Technorati released three new features recently: Filter By Authority, Favorites and Reading Lists/OPML for Blog Finder – and while they sure are nice they are also kinda lame.

Filter By Authority gives you on the result of a search a little slider, which lets you restrict the results to blogs with (any, a little, some, a lot) authority.

Favorites lets you add up to 50 Blogs and aggregates the recent entries of those. You also can restrict your searches to them.

Reading Lists/OPML for Blog Finder lets you subscribe (see the little button labeled ‘OPML’ at the bottom of the page) to the 20 most authorative blogs on any topic/tag (e.g.: web 2.0).
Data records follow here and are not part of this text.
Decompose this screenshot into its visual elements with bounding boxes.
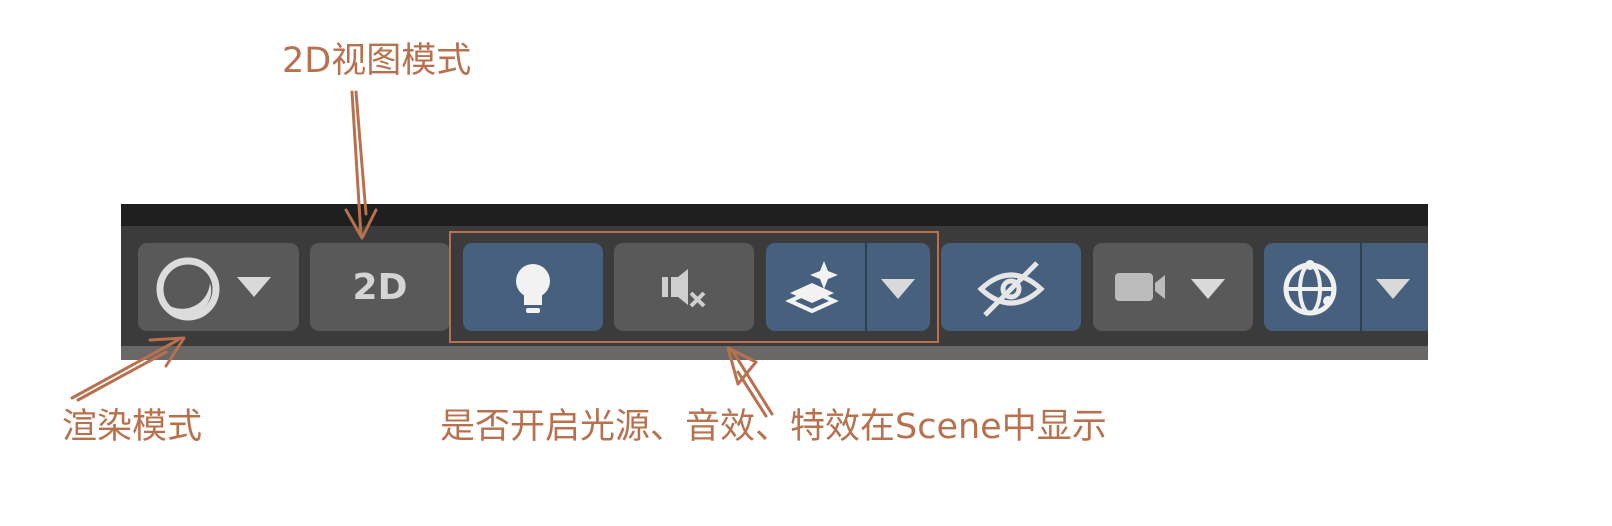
- render-mode-button[interactable]: [138, 243, 299, 331]
- annotation-render-mode: 渲染模式: [62, 407, 203, 447]
- view-2d-label: 2D: [352, 266, 408, 308]
- annotation-scene-toggles: 是否开启光源、音效、特效在Scene中显示: [440, 407, 1107, 447]
- scene-toggles-highlight-box: [449, 231, 939, 343]
- shading-mode-icon: [156, 257, 271, 321]
- annotation-2d-view-mode: 2D视图模式: [282, 41, 472, 81]
- gizmo-globe-icon: [1283, 260, 1337, 316]
- hidden-eye-icon: [977, 261, 1045, 317]
- toolbar-top-strip: [121, 204, 1428, 226]
- camera-button[interactable]: [1093, 243, 1253, 331]
- chevron-down-icon[interactable]: [1362, 243, 1428, 331]
- chevron-down-icon: [237, 277, 271, 297]
- visibility-toggle-button[interactable]: [941, 243, 1081, 331]
- view-2d-button[interactable]: 2D: [310, 243, 450, 331]
- camera-icon: [1115, 273, 1225, 301]
- gizmos-toggle-button[interactable]: [1264, 243, 1428, 331]
- chevron-down-icon: [1191, 279, 1225, 299]
- toolbar-bottom-strip: [121, 346, 1428, 360]
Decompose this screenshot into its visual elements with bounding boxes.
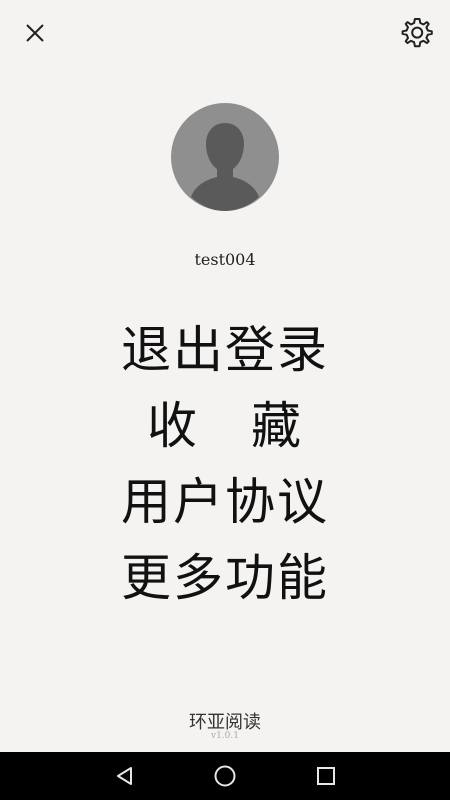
favorites-button[interactable]: 收 藏: [147, 388, 303, 464]
logout-button[interactable]: 退出登录: [121, 312, 329, 388]
default-avatar-icon: [191, 123, 259, 211]
recents-button[interactable]: [296, 752, 356, 800]
back-triangle-icon: [117, 767, 132, 785]
profile-screen: test004 退出登录 收 藏 用户协议 更多功能 环亚阅读 v1.0.1: [0, 0, 450, 752]
gear-icon: [401, 18, 433, 48]
home-circle-icon: [214, 765, 236, 787]
app-version: v1.0.1: [211, 731, 239, 741]
close-button[interactable]: [20, 18, 50, 48]
back-button[interactable]: [95, 752, 155, 800]
more-features-button[interactable]: 更多功能: [121, 540, 329, 616]
home-button[interactable]: [195, 752, 255, 800]
user-agreement-button[interactable]: 用户协议: [121, 464, 329, 540]
username: test004: [194, 250, 256, 269]
menu-list: 退出登录 收 藏 用户协议 更多功能: [0, 312, 450, 616]
system-nav-bar: [0, 752, 450, 800]
close-icon: [26, 24, 44, 42]
recents-square-icon: [317, 767, 335, 785]
avatar[interactable]: [171, 103, 279, 211]
settings-button[interactable]: [398, 14, 436, 52]
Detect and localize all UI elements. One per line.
All three tools will help you, if you don’t use a feedreader (which is emulated by Favorites), if you want to eliminate noise (trading this against the risk of missing potentially interesting stuff which stayed under the radar of the popular blogs) or if you just want to read what most others are also reading on a topic.
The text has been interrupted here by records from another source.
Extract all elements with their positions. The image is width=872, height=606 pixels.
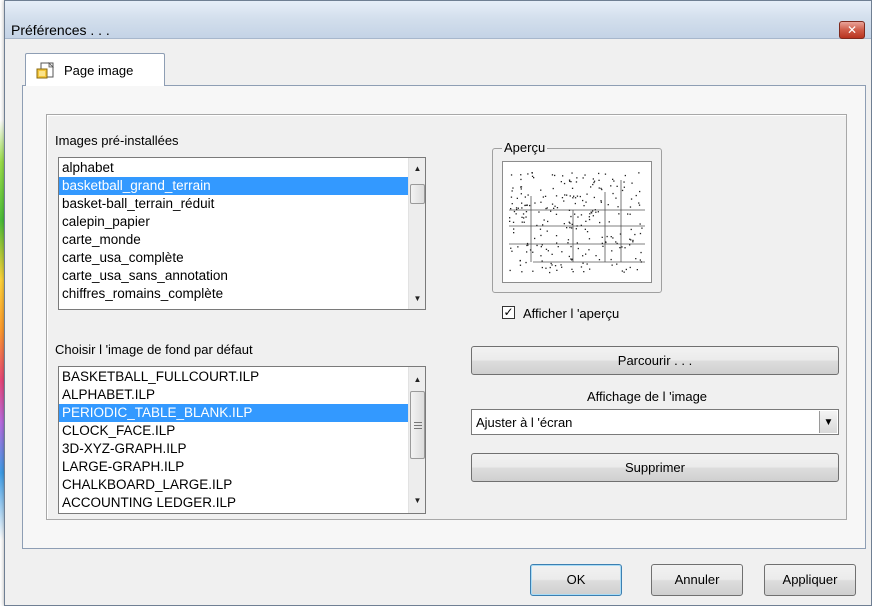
preview-group: Aperçu <box>492 140 662 293</box>
preinstalled-list-item[interactable]: carte_usa_sans_annotation <box>59 267 408 285</box>
tab-label: Page image <box>64 63 134 78</box>
cancel-button[interactable]: Annuler <box>651 564 743 596</box>
default-bg-list[interactable]: BASKETBALL_FULLCOURT.ILP ALPHABET.ILP PERI… <box>58 366 426 514</box>
show-preview-label: Afficher l 'aperçu <box>523 306 620 321</box>
preinstalled-list-item[interactable]: chiffres_romains_complète <box>59 285 408 303</box>
default-bg-list-item[interactable]: CHALKBOARD_LARGE.ILP <box>59 476 408 494</box>
scroll-thumb[interactable] <box>410 391 425 459</box>
scroll-down-icon[interactable]: ▼ <box>409 290 425 307</box>
scroll-down-icon[interactable]: ▼ <box>409 492 425 509</box>
preinstalled-list-item[interactable]: basketball_grand_terrain <box>59 177 408 195</box>
browse-button[interactable]: Parcourir . . . <box>471 346 839 375</box>
default-bg-list-item[interactable]: LARGE-GRAPH.ILP <box>59 458 408 476</box>
default-bg-list-item[interactable]: PERIODIC_TABLE_BLANK.ILP <box>59 404 408 422</box>
preview-image <box>509 172 645 274</box>
apply-button[interactable]: Appliquer <box>764 564 856 596</box>
cancel-button-label: Annuler <box>674 572 720 587</box>
preview-thumbnail <box>502 161 652 283</box>
display-mode-select[interactable]: Ajuster à l 'écran ▼ <box>471 409 839 435</box>
tab-page-image[interactable]: Page image <box>25 53 165 86</box>
preinstalled-list-item[interactable]: carte_usa_complète <box>59 249 408 267</box>
window-title: Préférences . . . <box>11 22 110 38</box>
default-bg-list-item[interactable]: ACCOUNTING LEDGER.ILP <box>59 494 408 512</box>
preinstalled-list-item[interactable]: calepin_papier <box>59 213 408 231</box>
browse-button-label: Parcourir . . . <box>617 353 693 368</box>
check-icon: ✓ <box>503 305 514 319</box>
default-bg-label: Choisir l 'image de fond par défaut <box>55 342 253 357</box>
scroll-up-icon[interactable]: ▲ <box>409 160 425 177</box>
delete-button-label: Supprimer <box>625 460 685 475</box>
default-bg-list-item[interactable]: BASKETBALL_FULLCOURT.ILP <box>59 368 408 386</box>
preinstalled-list-item[interactable]: basket-ball_terrain_réduit <box>59 195 408 213</box>
default-bg-list-item[interactable]: 3D-XYZ-GRAPH.ILP <box>59 440 408 458</box>
ok-button[interactable]: OK <box>530 564 622 596</box>
title-bar: Préférences . . . ✕ <box>5 1 871 39</box>
ok-button-label: OK <box>566 572 586 587</box>
preinstalled-label: Images pré-installées <box>55 133 179 148</box>
preinstalled-scrollbar[interactable]: ▲ ▼ <box>408 158 425 309</box>
preinstalled-list[interactable]: alphabet basketball_grand_terrain basket-b… <box>58 157 426 310</box>
default-bg-list-item[interactable]: ALPHABET.ILP <box>59 386 408 404</box>
display-label: Affichage de l 'image <box>587 389 708 404</box>
chevron-down-icon[interactable]: ▼ <box>819 411 837 433</box>
close-icon: ✕ <box>846 23 858 37</box>
show-preview-checkbox[interactable]: ✓ <box>502 306 515 319</box>
preinstalled-list-item[interactable]: alphabet <box>59 159 408 177</box>
display-mode-value: Ajuster à l 'écran <box>476 415 573 430</box>
scroll-thumb[interactable] <box>410 184 425 204</box>
default-bg-list-item[interactable]: CLOCK_FACE.ILP <box>59 422 408 440</box>
apply-button-label: Appliquer <box>782 572 838 587</box>
default-bg-scrollbar[interactable]: ▲ ▼ <box>408 367 425 513</box>
scroll-up-icon[interactable]: ▲ <box>409 371 425 388</box>
image-file-icon <box>36 62 54 79</box>
preinstalled-list-item[interactable]: carte_monde <box>59 231 408 249</box>
panel-frame: Images pré-installées alphabet basketball… <box>46 114 847 520</box>
preview-legend: Aperçu <box>502 140 548 155</box>
preferences-dialog: Préférences . . . ✕ Page image Images pr… <box>4 0 872 606</box>
close-button[interactable]: ✕ <box>839 21 865 39</box>
delete-button[interactable]: Supprimer <box>471 453 839 482</box>
tab-panel: Images pré-installées alphabet basketball… <box>22 85 866 549</box>
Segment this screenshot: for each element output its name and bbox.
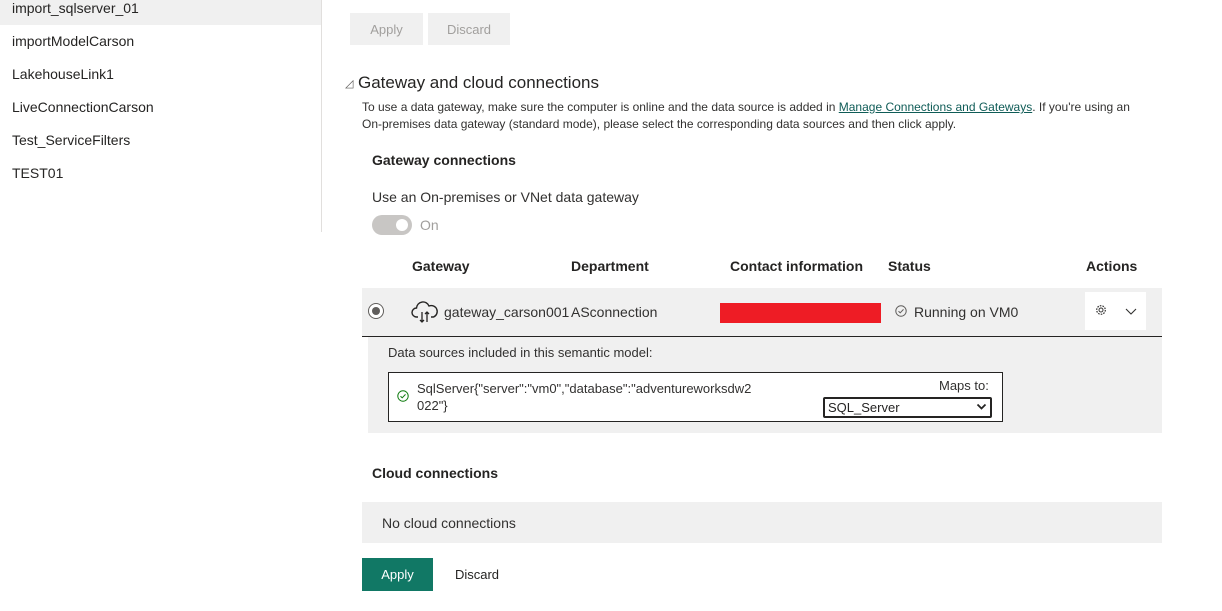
department-value: ASconnection (571, 304, 658, 320)
collapse-triangle-icon: ◿ (345, 78, 354, 90)
chevron-down-icon[interactable] (1125, 308, 1137, 316)
section-description: To use a data gateway, make sure the com… (362, 99, 1152, 133)
actions-menu[interactable] (1085, 292, 1146, 330)
sidebar-item-importmodelcarson[interactable]: importModelCarson (0, 25, 321, 58)
status-check-icon (895, 305, 907, 317)
column-header-gateway: Gateway (412, 258, 470, 274)
maps-to-selected-value: SQL_Server (828, 400, 900, 415)
status-value: Running on VM0 (914, 304, 1019, 320)
toggle-knob (396, 219, 408, 231)
description-text: To use a data gateway, make sure the com… (362, 100, 839, 114)
sidebar-item-import-sqlserver-01[interactable]: import_sqlserver_01 (0, 0, 321, 25)
datasource-name: SqlServer{"server":"vm0","database":"adv… (417, 381, 752, 413)
gear-icon[interactable] (1095, 304, 1107, 316)
apply-button-top[interactable]: Apply (350, 13, 423, 45)
redacted-contact-info (720, 303, 881, 323)
gateway-toggle[interactable] (372, 215, 412, 235)
gateway-connections-heading: Gateway connections (372, 152, 516, 168)
gateway-radio-button[interactable] (368, 303, 384, 319)
column-header-contact: Contact information (730, 258, 863, 274)
manage-connections-link[interactable]: Manage Connections and Gateways (839, 100, 1032, 114)
discard-button[interactable]: Discard (441, 558, 513, 591)
discard-button-top[interactable]: Discard (428, 13, 510, 45)
gateway-cloud-icon (411, 299, 439, 325)
section-title: Gateway and cloud connections (358, 73, 599, 92)
maps-to-label: Maps to: (939, 378, 989, 393)
sidebar-item-lakehouselink1[interactable]: LakehouseLink1 (0, 58, 321, 91)
select-chevron-icon (976, 401, 987, 413)
column-header-actions: Actions (1086, 258, 1138, 274)
gateway-name: gateway_carson001 (444, 304, 570, 320)
datasource-caption: Data sources included in this semantic m… (388, 345, 653, 360)
maps-to-select[interactable]: SQL_Server (823, 397, 992, 418)
gateway-toggle-label: Use an On-premises or VNet data gateway (372, 189, 639, 205)
radio-dot (372, 307, 380, 315)
sidebar-item-liveconnectioncarson[interactable]: LiveConnectionCarson (0, 91, 321, 124)
toggle-state-label: On (420, 217, 439, 233)
column-header-department: Department (571, 258, 649, 274)
cloud-connections-heading: Cloud connections (372, 465, 498, 481)
column-header-status: Status (888, 258, 931, 274)
datasource-check-icon (397, 390, 409, 402)
apply-button[interactable]: Apply (362, 558, 433, 591)
gateway-section-header[interactable]: ◿ Gateway and cloud connections (345, 73, 599, 93)
no-cloud-connections-message: No cloud connections (362, 502, 1162, 543)
sidebar-item-test-servicefilters[interactable]: Test_ServiceFilters (0, 124, 321, 157)
dataset-sidebar: import_sqlserver_01 importModelCarson La… (0, 0, 322, 232)
sidebar-item-test01[interactable]: TEST01 (0, 157, 321, 190)
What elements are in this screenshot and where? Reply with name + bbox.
I wonder if this is really the best Technorati can come up with. They can access an ocean of data. They have indexed all blogs out there, they have all the links in between them and out, they’ve got all the tags, they do know a lot. The only thing they are exploiting is authority based on backlinks (which obviously is the best indicator for interestingness the industry has so far.)

If you are new to a subject, checking out the 20, 50, 100 most popular blogs definitively will give you a head start, but once you’ve checked them out, you’ll have picked your favorites and read them anyways (or not). There is no added value, if Technorati reinforces the visibility of those already visible. I’m really missing tools for digging in the longer end of the tail.